Noted investment manager Mark Mobius predicted the start of the long bull market in 2009, but now he's cautioning investors to brace for a steep selloff. In an interview with the London-based Financial News, as reprinted by MarketWatch, Mobius said: "I can see a 30% drop. When consumer confidence is at an all time high, as it is in the U.S., that is not a good sign. The market looks to me to be waiting for a trigger that will cause it to tumble. You can’t predict what that event might be—perhaps a natural disaster or war with North Korea." Mobius also warns that the growing popularity of ETFs and algorithmic trading pose huge risks to the market.

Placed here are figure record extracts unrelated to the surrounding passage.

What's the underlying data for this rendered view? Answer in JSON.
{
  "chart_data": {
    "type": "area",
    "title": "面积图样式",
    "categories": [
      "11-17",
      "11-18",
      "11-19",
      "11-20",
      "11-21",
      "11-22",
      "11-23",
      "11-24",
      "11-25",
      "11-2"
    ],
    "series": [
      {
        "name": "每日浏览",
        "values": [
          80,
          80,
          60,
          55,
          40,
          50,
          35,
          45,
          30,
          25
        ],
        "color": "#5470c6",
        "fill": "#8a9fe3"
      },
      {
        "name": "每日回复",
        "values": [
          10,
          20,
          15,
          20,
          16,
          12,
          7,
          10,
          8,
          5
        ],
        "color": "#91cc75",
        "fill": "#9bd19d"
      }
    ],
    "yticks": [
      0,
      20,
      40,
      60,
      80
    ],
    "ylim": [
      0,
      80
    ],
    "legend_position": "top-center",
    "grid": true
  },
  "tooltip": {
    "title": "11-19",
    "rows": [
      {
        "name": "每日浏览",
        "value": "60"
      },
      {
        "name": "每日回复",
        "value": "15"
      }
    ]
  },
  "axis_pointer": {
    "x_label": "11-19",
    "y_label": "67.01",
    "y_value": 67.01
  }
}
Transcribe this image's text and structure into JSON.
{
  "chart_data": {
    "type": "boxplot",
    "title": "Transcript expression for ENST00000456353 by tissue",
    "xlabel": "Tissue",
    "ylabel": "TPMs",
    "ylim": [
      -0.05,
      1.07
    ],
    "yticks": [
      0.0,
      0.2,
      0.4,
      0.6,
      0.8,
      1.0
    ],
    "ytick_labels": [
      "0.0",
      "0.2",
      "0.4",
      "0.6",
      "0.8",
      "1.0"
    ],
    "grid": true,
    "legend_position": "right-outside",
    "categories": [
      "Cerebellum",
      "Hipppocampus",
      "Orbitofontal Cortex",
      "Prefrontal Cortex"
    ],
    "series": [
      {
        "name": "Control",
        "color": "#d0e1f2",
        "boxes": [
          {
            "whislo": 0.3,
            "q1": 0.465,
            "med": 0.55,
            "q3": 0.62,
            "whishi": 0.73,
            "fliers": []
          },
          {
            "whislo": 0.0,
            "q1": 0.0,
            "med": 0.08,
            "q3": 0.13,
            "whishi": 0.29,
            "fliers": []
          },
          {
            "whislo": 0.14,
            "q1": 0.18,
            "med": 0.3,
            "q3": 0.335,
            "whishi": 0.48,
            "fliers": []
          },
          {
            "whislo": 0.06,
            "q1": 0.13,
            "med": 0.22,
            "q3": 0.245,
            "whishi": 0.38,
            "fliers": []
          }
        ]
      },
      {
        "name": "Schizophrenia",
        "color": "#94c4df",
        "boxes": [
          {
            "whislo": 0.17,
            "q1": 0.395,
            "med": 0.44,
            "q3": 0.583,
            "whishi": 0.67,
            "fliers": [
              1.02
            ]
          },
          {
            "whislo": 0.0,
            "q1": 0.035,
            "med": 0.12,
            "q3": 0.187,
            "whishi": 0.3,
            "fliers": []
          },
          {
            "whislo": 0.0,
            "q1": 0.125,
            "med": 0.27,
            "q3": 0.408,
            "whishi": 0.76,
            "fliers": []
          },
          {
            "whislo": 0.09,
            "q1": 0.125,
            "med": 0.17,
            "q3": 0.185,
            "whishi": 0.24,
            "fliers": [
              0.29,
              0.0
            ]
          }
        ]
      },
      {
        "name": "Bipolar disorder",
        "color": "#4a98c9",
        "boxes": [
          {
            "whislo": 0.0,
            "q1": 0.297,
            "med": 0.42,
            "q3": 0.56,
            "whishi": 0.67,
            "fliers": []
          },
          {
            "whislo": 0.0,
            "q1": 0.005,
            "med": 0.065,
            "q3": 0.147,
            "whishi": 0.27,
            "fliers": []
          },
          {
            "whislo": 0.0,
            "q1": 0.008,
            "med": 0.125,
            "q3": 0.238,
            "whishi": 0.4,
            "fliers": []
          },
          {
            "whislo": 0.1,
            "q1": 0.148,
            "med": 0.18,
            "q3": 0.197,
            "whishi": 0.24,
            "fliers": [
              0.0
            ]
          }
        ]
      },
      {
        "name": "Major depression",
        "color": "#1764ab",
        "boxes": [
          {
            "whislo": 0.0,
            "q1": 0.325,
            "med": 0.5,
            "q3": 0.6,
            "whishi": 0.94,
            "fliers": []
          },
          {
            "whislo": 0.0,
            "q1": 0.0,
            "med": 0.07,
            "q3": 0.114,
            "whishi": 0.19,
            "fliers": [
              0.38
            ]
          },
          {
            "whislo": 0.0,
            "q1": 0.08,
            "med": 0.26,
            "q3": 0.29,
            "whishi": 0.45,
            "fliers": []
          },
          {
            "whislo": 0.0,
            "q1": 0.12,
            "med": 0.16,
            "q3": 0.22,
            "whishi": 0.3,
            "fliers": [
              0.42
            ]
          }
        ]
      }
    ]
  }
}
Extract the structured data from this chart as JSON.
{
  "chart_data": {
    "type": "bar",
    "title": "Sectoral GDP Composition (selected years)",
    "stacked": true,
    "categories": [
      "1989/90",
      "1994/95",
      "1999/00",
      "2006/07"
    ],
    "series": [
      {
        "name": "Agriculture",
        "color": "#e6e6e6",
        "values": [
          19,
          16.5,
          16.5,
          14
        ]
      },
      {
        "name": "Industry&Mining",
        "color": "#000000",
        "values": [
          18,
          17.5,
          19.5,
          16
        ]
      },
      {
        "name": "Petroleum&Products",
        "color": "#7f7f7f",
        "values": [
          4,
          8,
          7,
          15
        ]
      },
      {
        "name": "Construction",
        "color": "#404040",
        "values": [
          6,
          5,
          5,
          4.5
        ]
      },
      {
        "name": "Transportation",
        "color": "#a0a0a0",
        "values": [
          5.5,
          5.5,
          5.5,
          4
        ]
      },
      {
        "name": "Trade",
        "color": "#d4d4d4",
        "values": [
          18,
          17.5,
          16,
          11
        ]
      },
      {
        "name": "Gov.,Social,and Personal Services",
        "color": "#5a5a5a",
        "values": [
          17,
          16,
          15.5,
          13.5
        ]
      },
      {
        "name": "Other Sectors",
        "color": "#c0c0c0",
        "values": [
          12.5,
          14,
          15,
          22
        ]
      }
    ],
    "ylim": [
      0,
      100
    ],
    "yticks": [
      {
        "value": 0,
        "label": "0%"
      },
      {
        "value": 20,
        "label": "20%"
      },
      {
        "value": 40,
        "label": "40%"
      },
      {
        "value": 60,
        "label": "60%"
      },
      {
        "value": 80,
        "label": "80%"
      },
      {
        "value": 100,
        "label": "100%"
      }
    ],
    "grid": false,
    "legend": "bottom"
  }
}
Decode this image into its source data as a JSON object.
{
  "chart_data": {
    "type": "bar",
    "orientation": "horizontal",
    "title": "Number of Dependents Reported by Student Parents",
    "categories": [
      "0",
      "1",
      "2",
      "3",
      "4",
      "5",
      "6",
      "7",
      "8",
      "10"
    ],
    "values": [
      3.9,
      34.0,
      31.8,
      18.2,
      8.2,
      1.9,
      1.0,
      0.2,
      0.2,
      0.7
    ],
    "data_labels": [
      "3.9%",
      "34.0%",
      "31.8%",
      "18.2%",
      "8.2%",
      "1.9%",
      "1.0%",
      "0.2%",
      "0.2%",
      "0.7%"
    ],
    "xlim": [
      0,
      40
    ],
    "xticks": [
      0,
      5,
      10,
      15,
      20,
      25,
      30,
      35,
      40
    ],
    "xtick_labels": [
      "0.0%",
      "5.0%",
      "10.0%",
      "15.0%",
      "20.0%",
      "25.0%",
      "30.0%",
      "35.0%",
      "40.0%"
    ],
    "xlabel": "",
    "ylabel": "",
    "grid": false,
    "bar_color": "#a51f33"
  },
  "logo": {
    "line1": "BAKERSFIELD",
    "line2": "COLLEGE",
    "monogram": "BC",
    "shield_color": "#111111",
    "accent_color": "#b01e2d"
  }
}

Mark Mobius is best known for his long association, from 1987 to 2018, with the Templeton Funds, later the Franklin Templeton Funds, as a pioneering emerging markets fund manager and later also as an executive. This year he left to form his own firm. Mobius was hired in 1987 by the even more legendary Sir John Templeton, noted as an advocate of patient, long-term, contrarian investing grounded in fundamental analysis.

'Snowball Effect'

ETFs account for almost half the trading in U.S. stocks, the Financial News notes. As Mobius told the FN: "ETFs represent so much of the market that they would make matters worse once markets start to tumble." As other observers have noted, when panicked investors liquidate their holdings of passive ETFs, the upshot is that a wave of selling hits every stock in a market sector, or perhaps every stock in a broad index such as the S&P 500 Index (SPX). Each downtick in prices then is likely to set off yet another wave of selling.

Computerized trading programs also concern Mobius, given that they can create massive selling pressures within the blink of an eye. He said this to the FN: "You have computers and algorithms working 24/7 and that would basically create a snowball effect. There is no safety valve to prevent further falls, and that fall would escalate very quickly." (For more, see also: How Algo Trading Is Worsening Stock Market Routs.)

Default, Recession, and 40% Plunges

While the MarketWatch headline says that Mobius is predicting a 30% correction, a drop of 20% or more is the commonly accepted definition of a bear market. Scott Minerd, global chief investment officer of Guggenheim Investment Partners, sees a wave of corporate debt defaults as interest rates rise, sending stock prices hurtling downward by 40%. Daniel Pinto, co-chief operating officer of JPMorgan Chase & Co., also has predicted a 40% market plunge. (For more, see also: Stocks On 'Collision Course With Disaster,' Face 40% Drop.)

Meanwhile, there are indications that an inverted yield curve, with short-term interest rates higher than long-term rates, may be forming, and that typically is a sure-fire sign of a looming recession, as financial columnist Mark Hulbert writes in MarketWatch. Recessions, in turn, typically induce bear market conditions, though bear markets often start before recessions, as Hulbert notes.

Nicolas Colas of DataTrek Research has outlined three likely scenarios for the next big market decline. Money manager and so-called "prophet of doom" John Hussman sees a brutal 60% stock market nosedive ahead, followed by years of zero or negative returns. Other noted investors, such as Warren Buffett and Ray Dalio, have offered advice on what investors should do. (For more, see also: How to Plan for a Bear Market.)

More About Mobius

Mobius' biggest claim to fame is the closed-end Templeton Emerging Markets Fund (EMF), in which an initial investment of $100,000 in 1989 would have grown to $3.3 million over the next 28 years, according to ValueWalk. However, fund manager evaluation service Trustnet Ltd. concludes, looking at all funds managed by Mobius since 2000: "Overall, performing about the same as the peer group composite. Nevertheless, over a long track record, the manager has outperformed the peer group more often than not." Trustnet finds that Mobius has tended to outperform peers in up markets, but underperform in down markets.